Visualize: A stubble-faced pinhead in a polka-dotted muumuu sits at a booth in O’Rourke’s Diner.
“I’ll have th’ leek and garlic goat cheese cake, served with a smoked cheddar omelet topped with horseradish sauce and grilled babka and a veal sun dried tomato sausage patty,” he says.
His pointy-nosed compatriot, donning a vest and tie, reprimands him: “Zippy, this is a diner! They don’t do haute cuisine!”
This is the first panel of Griffith’s “Zippy the Pinhead” comic strip that ran in June of this year in over a hundred newspapers nationwide. Griffith has been a patron of O’Rourke’s for nearly six years and finds inspiration in his frequent trips to the Main Street diner. Griffith’s comic strips illustrate his fondness for the diner aesthetic and the whimsy of pop, kitsch and Americana.
“The place has got the world’s largest breakfast menu,” Griffith said of O’Rourke’s. “There has to be like forty-seven pages in that thing. It’s an unusual example of an old diner with great food. Usually, you go to a diner [arguably] for the ambience […] but you don’t expect much aside from the basics.”
Brian O’Rourke, owner and head chef at O’Rourke’s, has an appreciation for “Zippy the Pinhead” that parallels Griffith’s affection for the diner. He lets Griffith eat for free whenever he comes in. O’Rourke also sees beauty in the diner as a mythic force
“Diners are very special places,” O’Rourke said. “They’re real. People are treated as they are.”
“Bill Griffith is a legend,” O’Rourke said as he unwrapped a huge stick of butter and dropped it into a bowl filled with dried apricots. “He’s at the top of his game. I have his original artwork on my kitchen wall at home.”
Griffith is attracted to this sense of authenticity and originality. Zippy wanders the strange landscape of America exploring its nooks with a sense of honest curiosity.
“Zippy is the perfect consumer,” Griffith said, “He buys according to the shiny package, not what’s inside. He loves Hohos, Dingdongs, Wingdings, Yoohoo…”

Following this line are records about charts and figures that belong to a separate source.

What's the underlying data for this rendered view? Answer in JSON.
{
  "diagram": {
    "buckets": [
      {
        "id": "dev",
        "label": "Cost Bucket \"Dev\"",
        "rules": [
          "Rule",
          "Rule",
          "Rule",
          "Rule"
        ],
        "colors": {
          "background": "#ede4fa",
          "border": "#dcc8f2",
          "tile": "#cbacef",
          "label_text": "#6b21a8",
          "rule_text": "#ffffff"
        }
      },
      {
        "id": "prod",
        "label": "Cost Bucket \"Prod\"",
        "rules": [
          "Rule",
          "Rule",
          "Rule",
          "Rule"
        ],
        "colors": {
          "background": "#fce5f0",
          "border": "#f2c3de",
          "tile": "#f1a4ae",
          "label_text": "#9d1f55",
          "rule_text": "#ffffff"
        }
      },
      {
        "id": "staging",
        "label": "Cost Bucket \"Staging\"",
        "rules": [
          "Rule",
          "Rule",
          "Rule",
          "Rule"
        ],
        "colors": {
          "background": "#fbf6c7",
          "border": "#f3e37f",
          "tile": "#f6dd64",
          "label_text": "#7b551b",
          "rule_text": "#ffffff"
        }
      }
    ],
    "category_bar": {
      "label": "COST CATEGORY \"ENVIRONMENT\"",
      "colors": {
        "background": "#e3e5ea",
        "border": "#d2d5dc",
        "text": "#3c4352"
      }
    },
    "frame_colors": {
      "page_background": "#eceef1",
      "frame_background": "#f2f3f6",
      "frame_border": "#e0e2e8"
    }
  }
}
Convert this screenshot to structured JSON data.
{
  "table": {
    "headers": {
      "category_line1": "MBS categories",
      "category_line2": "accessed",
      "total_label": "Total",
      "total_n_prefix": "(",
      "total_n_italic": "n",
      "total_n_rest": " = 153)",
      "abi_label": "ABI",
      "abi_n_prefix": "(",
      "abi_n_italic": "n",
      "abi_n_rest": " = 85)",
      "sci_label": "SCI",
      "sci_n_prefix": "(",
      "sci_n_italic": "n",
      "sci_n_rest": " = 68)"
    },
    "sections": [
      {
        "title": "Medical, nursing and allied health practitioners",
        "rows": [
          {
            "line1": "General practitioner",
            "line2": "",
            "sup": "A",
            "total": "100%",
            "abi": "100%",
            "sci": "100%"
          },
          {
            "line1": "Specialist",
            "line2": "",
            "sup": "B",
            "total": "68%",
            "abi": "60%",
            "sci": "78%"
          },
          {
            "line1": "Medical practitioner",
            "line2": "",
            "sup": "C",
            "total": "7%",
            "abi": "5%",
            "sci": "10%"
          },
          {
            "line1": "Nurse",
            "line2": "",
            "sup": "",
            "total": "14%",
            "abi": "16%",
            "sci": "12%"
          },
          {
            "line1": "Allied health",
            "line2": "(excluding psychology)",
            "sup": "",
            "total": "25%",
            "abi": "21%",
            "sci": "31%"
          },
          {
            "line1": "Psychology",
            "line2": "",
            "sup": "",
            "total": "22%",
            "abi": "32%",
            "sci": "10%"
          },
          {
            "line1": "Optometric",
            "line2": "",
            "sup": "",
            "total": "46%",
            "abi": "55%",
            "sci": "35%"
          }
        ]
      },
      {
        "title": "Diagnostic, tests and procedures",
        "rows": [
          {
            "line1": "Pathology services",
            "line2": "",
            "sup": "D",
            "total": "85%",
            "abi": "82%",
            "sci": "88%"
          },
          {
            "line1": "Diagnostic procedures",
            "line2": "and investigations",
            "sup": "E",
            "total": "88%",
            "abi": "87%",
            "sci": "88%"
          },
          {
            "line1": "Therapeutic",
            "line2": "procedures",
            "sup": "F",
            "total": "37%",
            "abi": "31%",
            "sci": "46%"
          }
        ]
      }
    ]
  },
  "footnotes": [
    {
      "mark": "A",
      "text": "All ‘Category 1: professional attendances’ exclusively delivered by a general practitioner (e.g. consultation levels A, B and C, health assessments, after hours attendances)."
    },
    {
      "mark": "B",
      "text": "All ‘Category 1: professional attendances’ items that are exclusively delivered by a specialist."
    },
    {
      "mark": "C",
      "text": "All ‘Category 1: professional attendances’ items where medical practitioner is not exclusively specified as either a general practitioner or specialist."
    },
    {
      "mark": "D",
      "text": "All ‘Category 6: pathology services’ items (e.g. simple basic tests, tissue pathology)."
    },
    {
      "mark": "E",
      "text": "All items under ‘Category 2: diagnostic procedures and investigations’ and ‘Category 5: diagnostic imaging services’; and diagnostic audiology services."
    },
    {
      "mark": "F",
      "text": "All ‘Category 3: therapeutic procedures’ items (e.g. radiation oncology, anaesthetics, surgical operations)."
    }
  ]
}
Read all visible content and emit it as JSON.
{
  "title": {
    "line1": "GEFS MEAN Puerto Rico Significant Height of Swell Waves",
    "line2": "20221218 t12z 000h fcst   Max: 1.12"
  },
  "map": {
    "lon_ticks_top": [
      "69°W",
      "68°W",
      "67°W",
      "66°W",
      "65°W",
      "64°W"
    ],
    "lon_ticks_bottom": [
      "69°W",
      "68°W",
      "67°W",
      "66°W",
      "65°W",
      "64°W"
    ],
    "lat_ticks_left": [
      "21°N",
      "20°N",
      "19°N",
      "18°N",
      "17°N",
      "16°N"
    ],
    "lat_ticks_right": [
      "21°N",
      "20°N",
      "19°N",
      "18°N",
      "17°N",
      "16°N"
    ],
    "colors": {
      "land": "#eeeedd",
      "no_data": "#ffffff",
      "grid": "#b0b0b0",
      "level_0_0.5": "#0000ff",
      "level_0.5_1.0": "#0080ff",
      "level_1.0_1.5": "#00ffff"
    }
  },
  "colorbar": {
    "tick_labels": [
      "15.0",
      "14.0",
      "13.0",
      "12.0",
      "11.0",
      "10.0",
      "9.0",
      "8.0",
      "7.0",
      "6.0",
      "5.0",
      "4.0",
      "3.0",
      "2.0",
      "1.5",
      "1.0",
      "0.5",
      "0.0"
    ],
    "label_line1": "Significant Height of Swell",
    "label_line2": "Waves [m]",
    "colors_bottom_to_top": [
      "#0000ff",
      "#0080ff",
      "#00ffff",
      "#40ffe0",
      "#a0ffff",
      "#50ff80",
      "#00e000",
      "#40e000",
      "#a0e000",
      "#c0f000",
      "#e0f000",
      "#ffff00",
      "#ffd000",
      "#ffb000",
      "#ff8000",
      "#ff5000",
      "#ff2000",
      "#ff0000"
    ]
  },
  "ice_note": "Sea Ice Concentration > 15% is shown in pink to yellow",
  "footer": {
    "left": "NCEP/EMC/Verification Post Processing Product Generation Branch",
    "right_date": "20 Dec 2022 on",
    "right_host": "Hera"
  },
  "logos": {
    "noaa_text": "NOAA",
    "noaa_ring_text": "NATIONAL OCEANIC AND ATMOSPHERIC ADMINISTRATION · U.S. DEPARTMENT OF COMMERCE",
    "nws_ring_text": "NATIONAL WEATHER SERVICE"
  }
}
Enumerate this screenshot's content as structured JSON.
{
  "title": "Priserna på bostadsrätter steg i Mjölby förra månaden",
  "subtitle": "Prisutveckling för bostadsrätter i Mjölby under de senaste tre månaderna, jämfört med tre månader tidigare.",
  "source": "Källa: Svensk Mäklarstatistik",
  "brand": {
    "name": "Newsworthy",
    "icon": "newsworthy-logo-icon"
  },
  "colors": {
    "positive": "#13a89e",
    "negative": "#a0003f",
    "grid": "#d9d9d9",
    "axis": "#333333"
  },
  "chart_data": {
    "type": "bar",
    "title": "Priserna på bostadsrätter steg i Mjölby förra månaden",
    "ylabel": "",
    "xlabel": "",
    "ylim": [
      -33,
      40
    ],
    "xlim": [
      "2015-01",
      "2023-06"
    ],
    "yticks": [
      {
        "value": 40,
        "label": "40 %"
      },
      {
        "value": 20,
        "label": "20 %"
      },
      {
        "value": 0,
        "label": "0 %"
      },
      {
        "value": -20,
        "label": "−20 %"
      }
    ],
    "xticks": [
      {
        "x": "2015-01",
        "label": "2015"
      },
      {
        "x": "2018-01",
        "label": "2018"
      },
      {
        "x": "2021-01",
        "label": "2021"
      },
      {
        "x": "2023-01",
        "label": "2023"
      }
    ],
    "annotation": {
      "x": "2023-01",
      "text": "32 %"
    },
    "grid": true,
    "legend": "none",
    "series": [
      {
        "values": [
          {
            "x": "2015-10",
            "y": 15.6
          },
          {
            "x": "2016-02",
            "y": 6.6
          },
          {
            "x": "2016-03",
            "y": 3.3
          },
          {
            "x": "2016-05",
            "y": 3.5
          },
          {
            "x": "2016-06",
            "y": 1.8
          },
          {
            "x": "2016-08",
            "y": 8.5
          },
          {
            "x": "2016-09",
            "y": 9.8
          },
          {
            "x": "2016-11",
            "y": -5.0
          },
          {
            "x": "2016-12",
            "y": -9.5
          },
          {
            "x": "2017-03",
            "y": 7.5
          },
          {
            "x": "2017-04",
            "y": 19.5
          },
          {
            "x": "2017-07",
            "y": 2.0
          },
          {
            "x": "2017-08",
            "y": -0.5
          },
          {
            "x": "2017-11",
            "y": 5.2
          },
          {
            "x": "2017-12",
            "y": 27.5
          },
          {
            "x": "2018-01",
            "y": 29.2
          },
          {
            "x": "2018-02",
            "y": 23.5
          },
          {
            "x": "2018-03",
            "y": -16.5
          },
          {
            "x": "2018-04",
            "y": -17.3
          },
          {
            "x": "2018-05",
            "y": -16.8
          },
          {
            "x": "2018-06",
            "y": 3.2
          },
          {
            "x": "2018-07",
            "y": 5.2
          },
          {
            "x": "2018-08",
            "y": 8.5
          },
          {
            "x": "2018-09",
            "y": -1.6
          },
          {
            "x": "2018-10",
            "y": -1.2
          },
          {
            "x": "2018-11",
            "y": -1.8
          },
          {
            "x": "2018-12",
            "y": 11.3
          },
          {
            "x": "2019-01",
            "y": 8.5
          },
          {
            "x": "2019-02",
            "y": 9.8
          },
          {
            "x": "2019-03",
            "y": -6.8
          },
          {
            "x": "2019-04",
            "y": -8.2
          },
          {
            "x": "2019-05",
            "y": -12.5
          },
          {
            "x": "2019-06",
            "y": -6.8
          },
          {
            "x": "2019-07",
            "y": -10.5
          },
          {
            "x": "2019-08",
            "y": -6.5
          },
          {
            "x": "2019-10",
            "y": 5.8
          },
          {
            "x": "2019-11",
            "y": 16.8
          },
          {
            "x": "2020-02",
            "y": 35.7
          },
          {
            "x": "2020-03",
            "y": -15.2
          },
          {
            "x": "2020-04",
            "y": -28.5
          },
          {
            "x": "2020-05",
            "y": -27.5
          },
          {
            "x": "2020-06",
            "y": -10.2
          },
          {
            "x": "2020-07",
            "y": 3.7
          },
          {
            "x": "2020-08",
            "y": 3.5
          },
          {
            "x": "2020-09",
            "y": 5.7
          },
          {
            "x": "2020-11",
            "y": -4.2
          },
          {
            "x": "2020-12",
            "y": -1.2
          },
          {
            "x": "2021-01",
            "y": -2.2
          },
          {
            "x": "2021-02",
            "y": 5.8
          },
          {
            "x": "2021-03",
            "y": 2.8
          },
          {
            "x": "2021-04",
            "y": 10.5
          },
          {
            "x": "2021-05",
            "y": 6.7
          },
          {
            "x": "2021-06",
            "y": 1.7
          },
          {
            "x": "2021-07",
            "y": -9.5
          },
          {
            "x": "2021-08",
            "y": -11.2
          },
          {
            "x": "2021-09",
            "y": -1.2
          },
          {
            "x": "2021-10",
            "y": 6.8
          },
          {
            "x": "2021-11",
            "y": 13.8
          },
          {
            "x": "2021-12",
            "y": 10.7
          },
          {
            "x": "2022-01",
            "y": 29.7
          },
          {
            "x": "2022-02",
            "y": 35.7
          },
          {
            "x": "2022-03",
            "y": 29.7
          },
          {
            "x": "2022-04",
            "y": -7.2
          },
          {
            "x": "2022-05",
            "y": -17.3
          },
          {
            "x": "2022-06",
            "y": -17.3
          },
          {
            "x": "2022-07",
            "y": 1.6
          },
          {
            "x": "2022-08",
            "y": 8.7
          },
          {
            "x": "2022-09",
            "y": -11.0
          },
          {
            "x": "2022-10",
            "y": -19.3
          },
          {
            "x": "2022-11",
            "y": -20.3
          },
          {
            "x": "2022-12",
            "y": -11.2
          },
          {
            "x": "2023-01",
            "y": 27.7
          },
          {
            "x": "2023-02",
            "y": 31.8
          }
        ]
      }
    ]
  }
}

Griffith says he gets numerous letters from bewildered, sometimes even angry readers who tell them they don’t “get it.” Griffith himself admits that Zippy may seem obscure to many people, but he says that that is not his intention.
“Well it’s not Garfield….With the exception of ‘Little Lulu’ and ‘Nancy and Sluggo,’ I always recoil from the horror of cuteness,” he said. “The way I look at it, I’m basically doing my strip with myself as my audience. I’m not looking to please a specific audience or to tell a joke like other comics. I’m asking the reader to meet me half way.”
Recently, Griffith’s agent has been trying to pitch a “Zippy the Pinhead” animated series to the Cartoon Network’s “Adult Swim” programming block, a late night lineup of cartoons for mature audiences, but Griffith is skeptical. Zippy has been optioned for film and television numerous times, and Griffith and his wife, Diane Noomin, completed several drafts of a screenplay. At one point there were even commercials advertising the series on Showtime, but for various reasons, plans for a televised show always fell through.
Despite the wavering interest from television shows, Griffith remains dedicated to his comic, giving his caricature new life every time he sits down at a table at O’Rourke’s with his pen and an omelet with smoked salmon prepared by Brian O’Rourke himself.
“If it isn’t your reason to get up in the morning then it doesn’t get made,” Griffith said. “And my reason to get up in the morning is doing my strip, making Zippy every day.”